TNF Response May Hold Key for Rheumatoid Arthritis
Posted Apr 05 2010 7:00am
Tumor necrosis factor (TNF) has been identified as having a key responsibility in many inflammatory diseases, including rheumatoid arthritis (RA). There has been substantial research into the early signaling pathways activated by TNF, but there is not much known about the delayed and chronic TNF responses.
In addition, cells called macrophages (cells within the tissues that originate from specific white blood cells) produce TNF, but the effect of TNF on the macrophages themselves is not understood.
But a study published March 16th in the online journal Nature Immunology, researchers disclose the discovery of a new mechanism involved in the development of inflammatory diseases. This new mechanism may also provide insight into problems in gene therapy experiments that use adenoviruses to deliver genes to humans.
This study utilized human blood and mice to assess macrophages responses for 2 days after being stimulated with TNF. The researchers found that macrophages secreted TNF and then the TNF activated surface receptors on the macrophages themselves which caused the cells into a low, continued production of the protein interferon-beta.
The interferon-beta acted with TNF signals to induce sustained production of genes encoding inflammatory molecules and delayed production of genes encoding interferon-response molecules.
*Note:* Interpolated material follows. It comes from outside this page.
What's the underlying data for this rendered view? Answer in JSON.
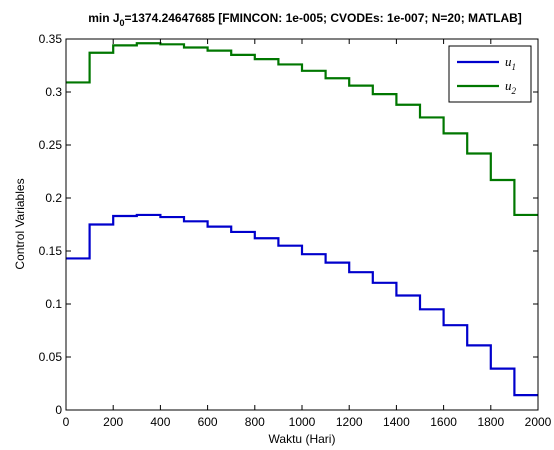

“The striking thing about many of these genes that came to our attention first was that there were these classic interferon response genes which had previously not been associated with TNF,” said Lionel Ivashkiv, M.D., director of Basic Research at Hospital for Special Surgery, who led the study. “It suggests a new mechanism by which TNF can drive and sustain inflammation.”
According to Dr. Ivashkiv’s team, the results of this, and related studies, may lead to development of new treatments for preventing bone destruction that is linked with some diseases. “So, what it does is sets up the next series of studies, in animal models, to try to determine whether this induction of interferon is beneficial or not.”